A recently published analysis combined data from nine studies to create the "life course trajectories of alcohol consumption" for folks in the UK. The study marks the first attempt at estimating, from longitudinal data, how our drinking habits change with age.
The results of the study, which was led by University College London epidemiologist Annie Britton, appear in the latest issue of the journal BMC Medicine. They're open access, too, so be sure to check them out for yourself.
The graph above reflects the projected weekly drinking habits of an average UK man and woman. The curves are actually predictions, based on 9 separate longitudinal cohorts and a a combined sample size of 59,297 people and 174,666 alcohol observations. In other words: No, these researchers did not monitor the lifelong drinking habits of one big cohort of people for the better part of a century. What they did was combine some pretty big data sets, all of which were amassed over extended periods of time, and perform some fancy statistical analyses. The resulting graph provides us with a unique perspective on the dynamic nature of alcohol consumption over a typical lifetime.
So, how do you read this graph? The x-axis, which denotes age, is pretty clear. But what about the y-axis?

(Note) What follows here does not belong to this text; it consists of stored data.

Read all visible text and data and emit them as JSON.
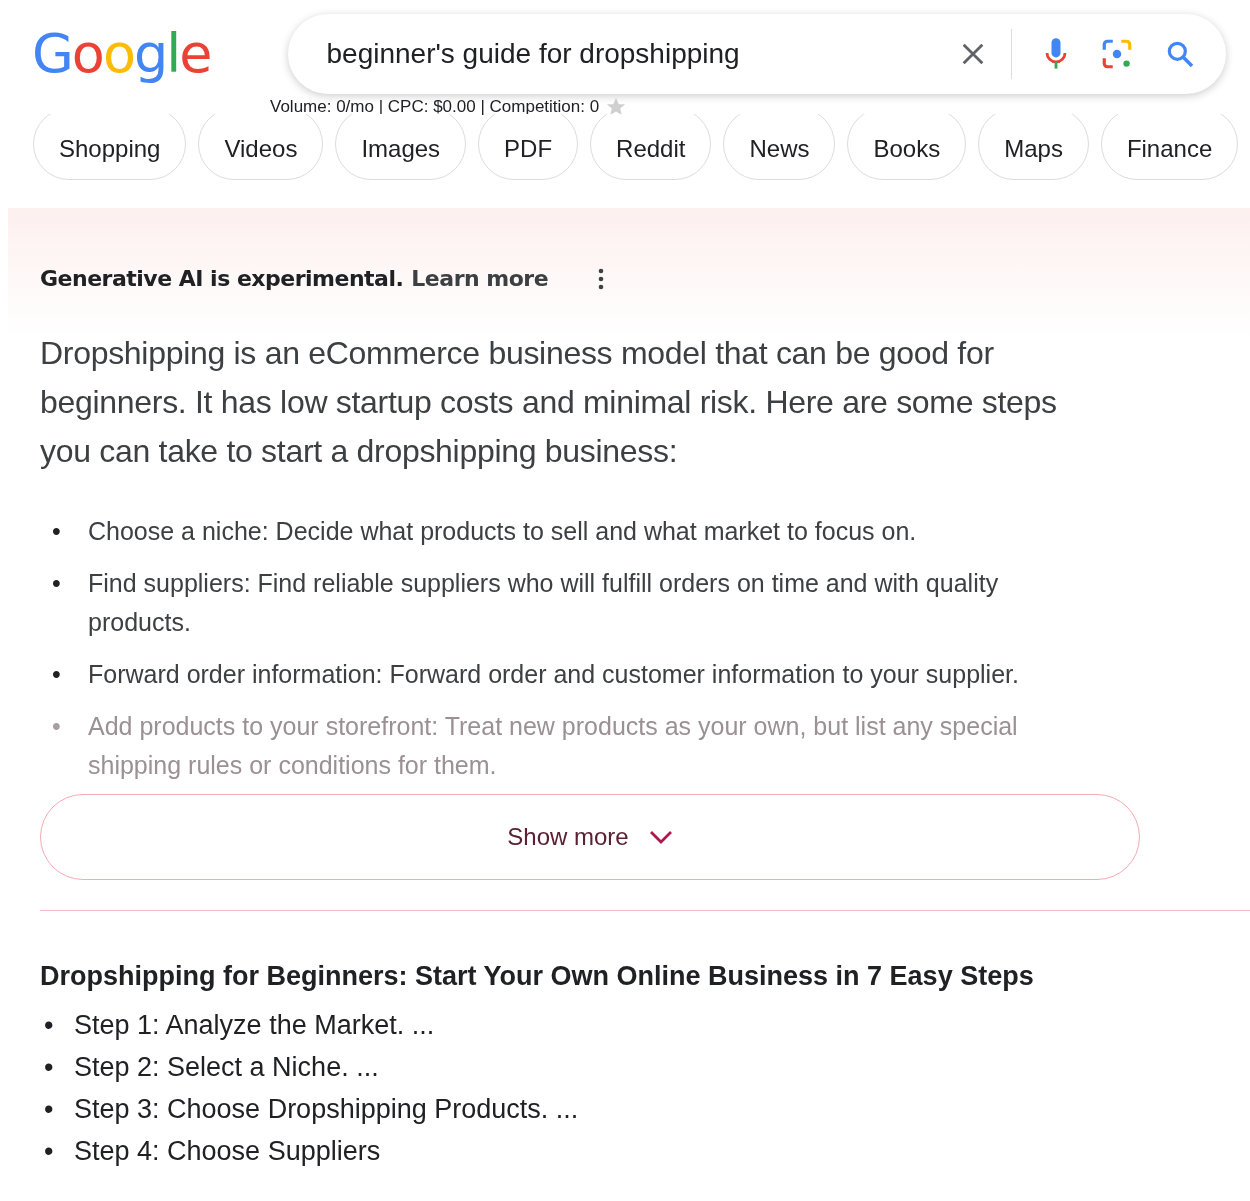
{
  "logo": "Google",
  "search": {
    "value": "beginner's guide for dropshipping"
  },
  "seo_stats": "Volume: 0/mo | CPC: $0.00 | Competition: 0",
  "chips": [
    {
      "label": "Shopping"
    },
    {
      "label": "Videos"
    },
    {
      "label": "Images"
    },
    {
      "label": "PDF"
    },
    {
      "label": "Reddit"
    },
    {
      "label": "News"
    },
    {
      "label": "Books"
    },
    {
      "label": "Maps"
    },
    {
      "label": "Finance"
    }
  ],
  "ai_overview": {
    "notice": "Generative AI is experimental.",
    "learn_more": "Learn more",
    "summary": "Dropshipping is an eCommerce business model that can be good for beginners. It has low startup costs and minimal risk. Here are some steps you can take to start a dropshipping business:",
    "steps": [
      {
        "bullet": "•",
        "text": "Choose a niche: Decide what products to sell and what market to focus on.",
        "faded": false
      },
      {
        "bullet": "•",
        "text": "Find suppliers: Find reliable suppliers who will fulfill orders on time and with quality products.",
        "faded": false
      },
      {
        "bullet": "•",
        "text": "Forward order information: Forward order and customer information to your supplier.",
        "faded": false
      },
      {
        "bullet": "•",
        "text": "Add products to your storefront: Treat new products as your own, but list any special shipping rules or conditions for them.",
        "faded": true
      }
    ],
    "show_more": "Show more"
  },
  "snippet": {
    "title": "Dropshipping for Beginners: Start Your Own Online Business in 7 Easy Steps",
    "items": [
      {
        "bullet": "•",
        "text": "Step 1: Analyze the Market. ..."
      },
      {
        "bullet": "•",
        "text": "Step 2: Select a Niche. ..."
      },
      {
        "bullet": "•",
        "text": "Step 3: Choose Dropshipping Products. ..."
      },
      {
        "bullet": "•",
        "text": "Step 4: Choose Suppliers"
      }
    ]
  }
}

Because different beverages contain different quantities of alcohol by volume, the UK, like the United States, has a standard by which it quantifies alcohol consumption. One "UK unit of alcohol" is equal to 8 grams of pure ethanol. Here in the U.S., we measure not in units, but in what are called "standard drinks," which the National Institutes of Health defines as "any drink that contains about 14 grams of pure alcohol." A standard U.S. drink is therefore equal to 1.75 UK units of alcohol, and is roughly equivalent to a 12-ounce beer, a 5-ounce glass of wine, or a 1.5-ounce shot of hard liquor. The Washington Post's Christopher Ingraham took the liberty of converting UK units into standard U.S. drinks, and translating the figure at the top of this post into the color-coded graph you see here. Note that these graphs convey little information about day-to-day drinking habits also revealed elsewhere in the study. For instance, in men especially, total alcohol consumption decreases with age, but frequency of consumption actually increases, as our drinking habits become less of a weekend-binge thing and more of a glass-of-wine-at-dinner thing.
From Ingraham's graph, we can see that for the average U.K. man, alcohol consumption is projected to peak at around 25 years of age at roughly 13 drinks per week. Women, by comparison, drink considerably less, topping out at a little under four drinks per week.
The researchers also concluded that "non-drinkers were uncommon, particularly among men, where the proportion remained under 10% until old age, when it rose to above 20% among those aged over 90," though Ingraham explains why this finding likely doesn't hold outside of the United Kingdom:
Given that the authors analyzed studies from the U.K., these findings don't generalize perfectly to an American drinking context. For starters we know that there are a lot more non-drinkers here — up to 30 percent of the population, by some estimates. And Americans drink less than our British counterparts overall, according to the World Health Organization.